Christiansfeld is an easy site to visit on the way between the Jelling WHS
and the Hamburg Speicherstadt TWHS
, and well worth a short stop. I was there in April 2013 and I walked Christianfeld’s picturesque main streets in about half an hour. It’s a small town that has preserved its planned layout and original architecture well. The straight roads still are lined with rows of linden. The sturdy houses are made of light coloured bricks. The building style is very sober, in accordance with the Moravian principles. The undoubted highlight of the town is the huge wooden Moravian Church, located at a fine small square that would not be out of place in Holland.

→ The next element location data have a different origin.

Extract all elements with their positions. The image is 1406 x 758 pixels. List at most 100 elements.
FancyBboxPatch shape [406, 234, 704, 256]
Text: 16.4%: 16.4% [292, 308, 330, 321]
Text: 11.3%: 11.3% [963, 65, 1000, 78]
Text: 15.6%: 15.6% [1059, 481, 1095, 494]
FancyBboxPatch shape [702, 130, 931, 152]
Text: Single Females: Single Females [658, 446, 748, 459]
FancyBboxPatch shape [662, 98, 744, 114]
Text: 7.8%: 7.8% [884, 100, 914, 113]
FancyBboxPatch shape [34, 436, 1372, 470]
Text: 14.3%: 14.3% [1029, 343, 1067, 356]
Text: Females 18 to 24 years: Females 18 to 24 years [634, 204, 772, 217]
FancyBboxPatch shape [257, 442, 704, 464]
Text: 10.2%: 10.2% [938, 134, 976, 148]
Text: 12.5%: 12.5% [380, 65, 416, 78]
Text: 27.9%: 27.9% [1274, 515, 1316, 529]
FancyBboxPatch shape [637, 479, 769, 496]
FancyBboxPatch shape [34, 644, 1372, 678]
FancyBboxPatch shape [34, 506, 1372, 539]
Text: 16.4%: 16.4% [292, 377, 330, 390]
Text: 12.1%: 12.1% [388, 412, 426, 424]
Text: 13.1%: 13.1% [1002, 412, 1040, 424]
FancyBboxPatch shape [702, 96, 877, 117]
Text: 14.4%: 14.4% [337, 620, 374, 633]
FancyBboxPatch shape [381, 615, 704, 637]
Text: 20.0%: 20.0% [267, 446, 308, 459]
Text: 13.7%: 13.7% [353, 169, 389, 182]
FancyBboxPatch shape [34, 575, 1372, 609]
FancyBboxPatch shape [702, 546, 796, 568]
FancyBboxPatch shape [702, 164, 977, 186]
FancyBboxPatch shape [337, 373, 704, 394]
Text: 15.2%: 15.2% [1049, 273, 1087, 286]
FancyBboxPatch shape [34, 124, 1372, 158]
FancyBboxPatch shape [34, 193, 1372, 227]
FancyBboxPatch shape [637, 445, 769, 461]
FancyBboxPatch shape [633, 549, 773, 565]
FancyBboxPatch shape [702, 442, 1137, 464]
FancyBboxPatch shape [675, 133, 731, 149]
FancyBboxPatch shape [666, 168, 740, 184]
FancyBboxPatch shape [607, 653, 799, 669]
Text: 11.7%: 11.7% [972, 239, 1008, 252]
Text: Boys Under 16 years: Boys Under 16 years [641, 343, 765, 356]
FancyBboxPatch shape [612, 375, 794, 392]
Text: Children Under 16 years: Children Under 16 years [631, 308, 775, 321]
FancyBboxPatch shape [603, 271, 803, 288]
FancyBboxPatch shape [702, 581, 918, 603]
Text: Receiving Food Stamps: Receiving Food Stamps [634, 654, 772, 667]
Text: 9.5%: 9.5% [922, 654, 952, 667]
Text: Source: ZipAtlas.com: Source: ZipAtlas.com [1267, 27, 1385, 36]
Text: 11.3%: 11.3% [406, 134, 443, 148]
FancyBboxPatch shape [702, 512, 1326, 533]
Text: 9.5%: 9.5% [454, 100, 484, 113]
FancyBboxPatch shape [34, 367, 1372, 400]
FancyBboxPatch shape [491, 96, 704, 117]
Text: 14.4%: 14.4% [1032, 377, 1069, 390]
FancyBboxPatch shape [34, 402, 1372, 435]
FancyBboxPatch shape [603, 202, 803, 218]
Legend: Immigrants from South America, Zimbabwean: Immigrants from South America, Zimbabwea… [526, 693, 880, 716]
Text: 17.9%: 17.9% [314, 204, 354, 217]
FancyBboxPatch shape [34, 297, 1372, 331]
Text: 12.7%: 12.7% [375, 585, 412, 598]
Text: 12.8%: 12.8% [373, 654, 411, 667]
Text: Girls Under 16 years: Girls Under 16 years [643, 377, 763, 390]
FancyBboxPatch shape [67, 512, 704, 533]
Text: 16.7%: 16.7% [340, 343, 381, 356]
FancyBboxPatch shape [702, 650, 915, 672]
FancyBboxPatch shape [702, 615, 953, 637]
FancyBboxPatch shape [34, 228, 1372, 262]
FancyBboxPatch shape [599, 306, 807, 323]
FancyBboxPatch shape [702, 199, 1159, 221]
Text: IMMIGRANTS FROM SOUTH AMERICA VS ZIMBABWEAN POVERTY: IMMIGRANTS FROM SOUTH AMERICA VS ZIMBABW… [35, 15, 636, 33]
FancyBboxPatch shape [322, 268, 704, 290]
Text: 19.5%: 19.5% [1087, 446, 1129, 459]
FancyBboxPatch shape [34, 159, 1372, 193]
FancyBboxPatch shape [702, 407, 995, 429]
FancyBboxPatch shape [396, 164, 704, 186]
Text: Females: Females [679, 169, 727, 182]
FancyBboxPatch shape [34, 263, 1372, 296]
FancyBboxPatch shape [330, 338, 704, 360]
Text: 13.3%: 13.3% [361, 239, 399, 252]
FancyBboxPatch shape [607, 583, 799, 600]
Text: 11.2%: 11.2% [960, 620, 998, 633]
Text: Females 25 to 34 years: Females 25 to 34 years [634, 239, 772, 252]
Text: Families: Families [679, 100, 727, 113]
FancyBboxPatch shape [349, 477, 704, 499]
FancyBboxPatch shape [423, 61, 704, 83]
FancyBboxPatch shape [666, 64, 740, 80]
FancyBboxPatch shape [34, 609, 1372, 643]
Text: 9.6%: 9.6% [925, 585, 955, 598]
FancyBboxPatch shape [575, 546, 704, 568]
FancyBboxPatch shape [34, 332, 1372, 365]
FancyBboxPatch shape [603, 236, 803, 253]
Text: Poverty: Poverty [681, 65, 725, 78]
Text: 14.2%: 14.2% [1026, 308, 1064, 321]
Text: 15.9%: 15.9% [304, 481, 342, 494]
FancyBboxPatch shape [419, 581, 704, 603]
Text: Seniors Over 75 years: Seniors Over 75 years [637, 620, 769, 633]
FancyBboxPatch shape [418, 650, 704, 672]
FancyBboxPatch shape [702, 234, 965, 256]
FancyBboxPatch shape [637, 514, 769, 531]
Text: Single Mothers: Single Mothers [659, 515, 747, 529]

No wonder, as the Dutch town of Zeist is said to have been used as an example for Christiansfeld’s construction.
|Moravian Church of Christiansfeld|
After my visit in 2013, I believed that this nomination would need a brilliantly written nomination file to convince ICOMOS and the WHC. Two years later we know that it has received a positive recommendation for inclusion by ICOMOS
, so you may guess that the Danes have succeeded in doing so. The dossier however is not without its flaws, and we might see a transformation of this single ‘group of buildings’ into a transnational serial site over the coming years.
We have discussed the Moravian Heritage Network on our Forum
before: it is (or was?) a network of Moravian settlements in Northern Ireland, the USA, South Africa, Germany and The Netherlands. They have worked together for some years on a joint nomination, but Christiansfeld has chosen to go ahead on its own as the others are not ready yet and “because Christiansfeld is the best remaining example anyway”.
|Church square with typical trees and houses|
In its evaluation, ICOMOS does not fully agree with this conclusion: it may be the best preserved in Europe, but the serial nature of these church colonies around the world must be stressed. While the OUV of Christiansfeld is enough to earn a place on the WH List, the AB urges other countries (outside of Europe) to add serial sites in the coming years. Towns in the US may qualify (such as Bethlehem, Pennsylvania
), but maybe also places in South Africa, Tanzania, Nicaragua or the Danish West Indies. So it will be interesting whether we will see any 'Moravian heritage' activity on future Tentative Lists.
I suppose we'll know more on the potential of a transnational WHS if Bethlehem is included on the US tentative list update in 2016.